The ultimate goal of the XR is to make it impossible to tell the boundary between the synthetic virtual world and the real world, and enabling people to move freely without wired connections is an important step towards this ultimate goal. Obviously, caching transcoding mechanism based on MEC can significantly improve XR user experience and promote the great development of XR. In the future 5G network, when multiple XR content is requested by multiple users, it will be challenging to make use of limited MEC storage space and computing power for reasonable content caching and transcoding, which is also an important direction of our future research.

reference

[1] Y. He, S. Gudumasu, E. Asbun. Segment scheduling method for reducing 360 video streaming latency[C]// Applications of Digital Image Processing XL. San Diego, USA, 2017: 32.

[2] L. Battle, R. Chang, M. Stonebraker. Dynamic Prefetching of Data Tiles for Interactive Visualization[J]. 2016: 1363-1375.

[3] Y. Liu, J. Liu, A. Argyriou, S. Ci. MEC-Assisted Panoramic VR Video Streaming Over Millimeter Wave Mobile Networks[J]. IEEE Transactions on Multimedia, 2018, 21(5): 1302-1316

[4] F. Duanmu, E. Kurdoglu, Y. Liu. View direction and bandwidth adaptive 360 degree video streaming using a two-tier system[C]// IEEE International Symposium on Circuits and Systems.

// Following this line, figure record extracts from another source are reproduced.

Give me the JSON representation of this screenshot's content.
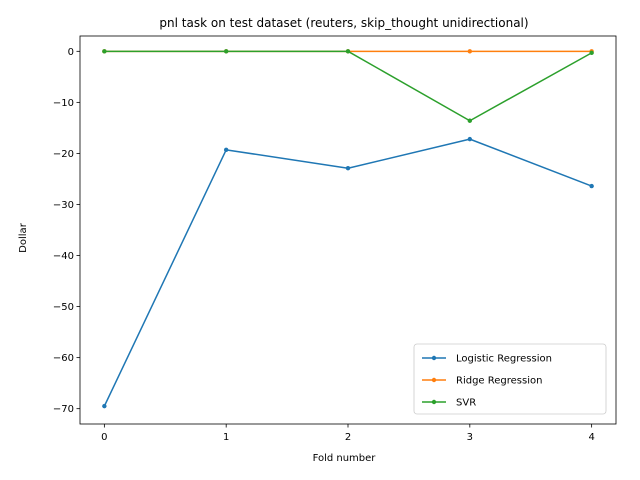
{
  "chart_data": {
    "type": "line",
    "title": "pnl task on test dataset (reuters, skip_thought unidirectional)",
    "xlabel": "Fold number",
    "ylabel": "Dollar",
    "x": [
      0,
      1,
      2,
      3,
      4
    ],
    "xticks": [
      "0",
      "1",
      "2",
      "3",
      "4"
    ],
    "yticks": [
      0,
      -10,
      -20,
      -30,
      -40,
      -50,
      -60,
      -70
    ],
    "ytick_labels": [
      "0",
      "−10",
      "−20",
      "−30",
      "−40",
      "−50",
      "−60",
      "−70"
    ],
    "xlim": [
      -0.2,
      4.2
    ],
    "ylim": [
      -73,
      3
    ],
    "grid": false,
    "legend_position": "lower right",
    "series": [
      {
        "name": "Logistic Regression",
        "color": "#1f77b4",
        "values": [
          -69.5,
          -19.3,
          -22.9,
          -17.2,
          -26.4
        ]
      },
      {
        "name": "Ridge Regression",
        "color": "#ff7f0e",
        "values": [
          0,
          0,
          0,
          0,
          0
        ]
      },
      {
        "name": "SVR",
        "color": "#2ca02c",
        "values": [
          0,
          0,
          0,
          -13.6,
          -0.3
        ]
      }
    ]
  }
}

Baltimore, MD, USA, IEEE, 2017: 1-4.

[5] X. Zhang, R. Yu, Y. Zhang, Y Gao. Energy-efficient multimedia transmissions through base station cooperation over heterogeneous cellular networks exploiting user behavior[J]. IEEE Wireless Communications. 2014, 21(4): 54-61.

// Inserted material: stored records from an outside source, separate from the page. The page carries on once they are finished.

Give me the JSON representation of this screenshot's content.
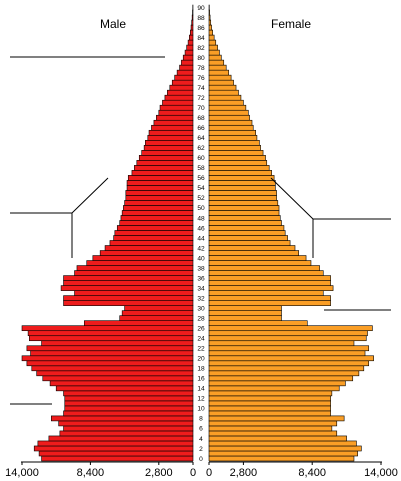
{
  "chart_data": {
    "type": "bar",
    "orientation": "horizontal",
    "subtype": "population-pyramid",
    "ages": [
      0,
      1,
      2,
      3,
      4,
      5,
      6,
      7,
      8,
      9,
      10,
      11,
      12,
      13,
      14,
      15,
      16,
      17,
      18,
      19,
      20,
      21,
      22,
      23,
      24,
      25,
      26,
      27,
      28,
      29,
      30,
      31,
      32,
      33,
      34,
      35,
      36,
      37,
      38,
      39,
      40,
      41,
      42,
      43,
      44,
      45,
      46,
      47,
      48,
      49,
      50,
      51,
      52,
      53,
      54,
      55,
      56,
      57,
      58,
      59,
      60,
      61,
      62,
      63,
      64,
      65,
      66,
      67,
      68,
      69,
      70,
      71,
      72,
      73,
      74,
      75,
      76,
      77,
      78,
      79,
      80,
      81,
      82,
      83,
      84,
      85,
      86,
      87,
      88,
      89,
      90
    ],
    "age_tick_labels": [
      "0",
      "2",
      "4",
      "6",
      "8",
      "10",
      "12",
      "14",
      "16",
      "18",
      "20",
      "22",
      "24",
      "26",
      "28",
      "30",
      "32",
      "34",
      "36",
      "38",
      "40",
      "42",
      "44",
      "46",
      "48",
      "50",
      "52",
      "54",
      "56",
      "58",
      "60",
      "62",
      "64",
      "66",
      "68",
      "70",
      "72",
      "74",
      "76",
      "78",
      "80",
      "82",
      "84",
      "86",
      "88",
      "90"
    ],
    "series": [
      {
        "name": "Male",
        "values": [
          12400,
          12600,
          13000,
          12700,
          11800,
          10900,
          10600,
          11000,
          11600,
          10600,
          10500,
          10500,
          10500,
          10600,
          11200,
          11700,
          12300,
          12800,
          13200,
          13600,
          14000,
          13300,
          13600,
          12400,
          13400,
          13500,
          14000,
          8900,
          6000,
          5800,
          5600,
          10600,
          10600,
          9700,
          10800,
          10600,
          10600,
          9700,
          9500,
          8700,
          8200,
          7600,
          7200,
          6800,
          6500,
          6400,
          6200,
          6000,
          5900,
          5800,
          5700,
          5600,
          5500,
          5500,
          5400,
          5400,
          5300,
          5000,
          4800,
          4600,
          4400,
          4200,
          4000,
          3900,
          3700,
          3600,
          3400,
          3200,
          3000,
          2800,
          2700,
          2500,
          2300,
          2100,
          1900,
          1700,
          1500,
          1300,
          1100,
          950,
          800,
          650,
          520,
          400,
          300,
          220,
          160,
          110,
          70,
          40,
          20
        ],
        "color": "#ee1c1c"
      },
      {
        "name": "Female",
        "values": [
          11800,
          12100,
          12400,
          12000,
          11200,
          10400,
          10000,
          10400,
          11000,
          9900,
          9900,
          9900,
          9900,
          10000,
          10600,
          11100,
          11700,
          12200,
          12600,
          13000,
          13400,
          12700,
          13000,
          11800,
          12800,
          12900,
          13300,
          8000,
          5900,
          5900,
          5900,
          9900,
          9900,
          9300,
          10100,
          9900,
          9900,
          9300,
          9000,
          8300,
          7900,
          7300,
          7000,
          6600,
          6400,
          6200,
          6100,
          5900,
          5800,
          5700,
          5700,
          5600,
          5500,
          5500,
          5400,
          5400,
          5300,
          5100,
          4900,
          4700,
          4600,
          4400,
          4200,
          4100,
          3900,
          3800,
          3600,
          3500,
          3300,
          3200,
          3000,
          2800,
          2600,
          2400,
          2200,
          2000,
          1800,
          1600,
          1400,
          1200,
          1000,
          850,
          700,
          550,
          420,
          300,
          210,
          140,
          90,
          50,
          25
        ],
        "color": "#fa9e26"
      }
    ],
    "x_tick_labels_left": [
      "14,000",
      "8,400",
      "2,800",
      "0"
    ],
    "x_tick_labels_right": [
      "0",
      "2,800",
      "8,400",
      "14,000"
    ],
    "x_ticks": [
      14000,
      8400,
      2800,
      0
    ],
    "xlim": [
      0,
      14000
    ],
    "grid": false,
    "legend": "top"
  }
}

[6] J. Chakareski. Vr/Ar Immersive Communication: Caching, Edge Computing, and Transmission Trade-Offs[C]. 2017 ACM Workshop on Virtual Reality and Augmented Reality Network. Los Angeles, CA, USA, 2017: 36-41.

[7] C. Ozcinar, A D. Abreu, S. Knoor. Estimation of optimal encoding ladders for tiled 360 VR video in adaptive streaming systems[C]// The IEEE International Symposium on Multimedia. San Jose, CA, USA, IEEE, 2017.

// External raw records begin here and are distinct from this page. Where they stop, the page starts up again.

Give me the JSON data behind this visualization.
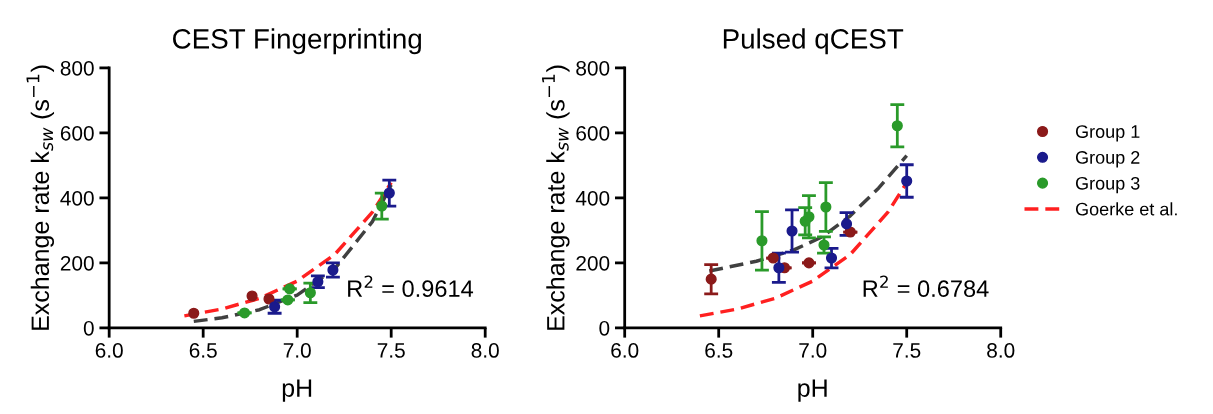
{
  "chart_data": [
    {
      "type": "scatter",
      "title": "CEST Fingerprinting",
      "xlabel": "pH",
      "ylabel": "Exchange rate k$_{sw}$ (s$^{−1}$)",
      "xlim": [
        6.0,
        8.0
      ],
      "ylim": [
        0,
        800
      ],
      "xticks": [
        {
          "value": 6.0,
          "label": "6.0"
        },
        {
          "value": 6.5,
          "label": "6.5"
        },
        {
          "value": 7.0,
          "label": "7.0"
        },
        {
          "value": 7.5,
          "label": "7.5"
        },
        {
          "value": 8.0,
          "label": "8.0"
        }
      ],
      "yticks": [
        0,
        200,
        400,
        600,
        800
      ],
      "marker": "circle",
      "annotations": [
        "R$^{2}$ = 0.9614"
      ],
      "series": [
        {
          "type": "line",
          "marker": "none",
          "line_style": "dashed",
          "color": "#ff2020",
          "x": [
            6.4,
            6.6,
            6.8,
            7.0,
            7.2,
            7.4,
            7.5
          ],
          "values": [
            37,
            58,
            91,
            144,
            226,
            356,
            447
          ]
        },
        {
          "type": "line",
          "marker": "none",
          "line_style": "dashed",
          "color": "#404040",
          "x": [
            6.45,
            6.6,
            6.8,
            7.0,
            7.2,
            7.4,
            7.5
          ],
          "values": [
            20,
            31,
            56,
            101,
            182,
            327,
            440
          ]
        },
        {
          "color": "#8b1a1a",
          "x": [
            6.45,
            6.76,
            6.85
          ],
          "values": [
            45,
            98,
            89
          ]
        },
        {
          "color": "#1a1a8c",
          "x": [
            6.88,
            7.11,
            7.19,
            7.49
          ],
          "values": [
            65,
            142,
            178,
            415
          ],
          "errors": [
            20,
            18,
            22,
            40
          ]
        },
        {
          "color": "#2a9a2a",
          "x": [
            6.72,
            6.95,
            6.96,
            7.07,
            7.45
          ],
          "values": [
            46,
            86,
            120,
            108,
            375
          ],
          "errors": [
            null,
            null,
            null,
            30,
            40
          ]
        }
      ]
    },
    {
      "type": "scatter",
      "title": "Pulsed qCEST",
      "xlabel": "pH",
      "ylabel": "Exchange rate k$_{sw}$ (s$^{−1}$)",
      "xlim": [
        6.0,
        8.0
      ],
      "ylim": [
        0,
        800
      ],
      "xticks": [
        {
          "value": 6.0,
          "label": "6.0"
        },
        {
          "value": 6.5,
          "label": "6.5"
        },
        {
          "value": 7.0,
          "label": "7.0"
        },
        {
          "value": 7.5,
          "label": "7.5"
        },
        {
          "value": 8.0,
          "label": "8.0"
        }
      ],
      "yticks": [
        0,
        200,
        400,
        600,
        800
      ],
      "marker": "circle",
      "legend": "right",
      "annotations": [
        "R$^{2}$ = 0.6784"
      ],
      "series": [
        {
          "name": "Group 1",
          "color": "#8b1a1a",
          "x": [
            6.46,
            6.79,
            6.85,
            6.98,
            7.2
          ],
          "values": [
            150,
            215,
            185,
            200,
            295
          ],
          "errors": [
            45,
            null,
            null,
            null,
            null
          ]
        },
        {
          "name": "Group 2",
          "color": "#1a1a8c",
          "x": [
            6.82,
            6.89,
            7.1,
            7.18,
            7.5
          ],
          "values": [
            185,
            298,
            215,
            320,
            452
          ],
          "errors": [
            45,
            65,
            30,
            35,
            50
          ]
        },
        {
          "name": "Group 3",
          "color": "#2a9a2a",
          "x": [
            6.73,
            6.96,
            6.98,
            7.06,
            7.07,
            7.45
          ],
          "values": [
            268,
            328,
            342,
            255,
            372,
            622
          ],
          "errors": [
            90,
            42,
            65,
            25,
            75,
            65
          ]
        },
        {
          "type": "line",
          "marker": "none",
          "name": "Goerke et al.",
          "line_style": "dashed",
          "color": "#ff2020",
          "x": [
            6.4,
            6.6,
            6.8,
            7.0,
            7.2,
            7.4,
            7.5
          ],
          "values": [
            37,
            58,
            91,
            144,
            226,
            356,
            447
          ]
        },
        {
          "type": "line",
          "marker": "none",
          "line_style": "dashed",
          "color": "#404040",
          "x": [
            6.45,
            6.7,
            6.9,
            7.05,
            7.2,
            7.35,
            7.5
          ],
          "values": [
            175,
            205,
            240,
            280,
            345,
            430,
            530
          ]
        }
      ]
    }
  ]
}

H. Ma, K G. Shin. Multicast Video-on-Demand Services [J]. ACM SIGCOMM Computer Communication Review, 2002, 32(1):31 -- 43.

[9] M. Yu, H. Lakshman, B. Girod. A framework to evaluate omnidi-rectional video coding schemes[C]. 2015 IEEE International Symposium on Mixed and Augmented Reality (ISMAR). Fukuoka, Japan, 2015:31-36.

[10] A. Zare, K. K. Sreedhar, V. K. M. Vadakital. HEVC-compliant viewport-adaptive streaming of stereoscopic panoramic video[C]// Picture Coding Symposium. Nuremberg, Germany, IEEE, 2017:1-5.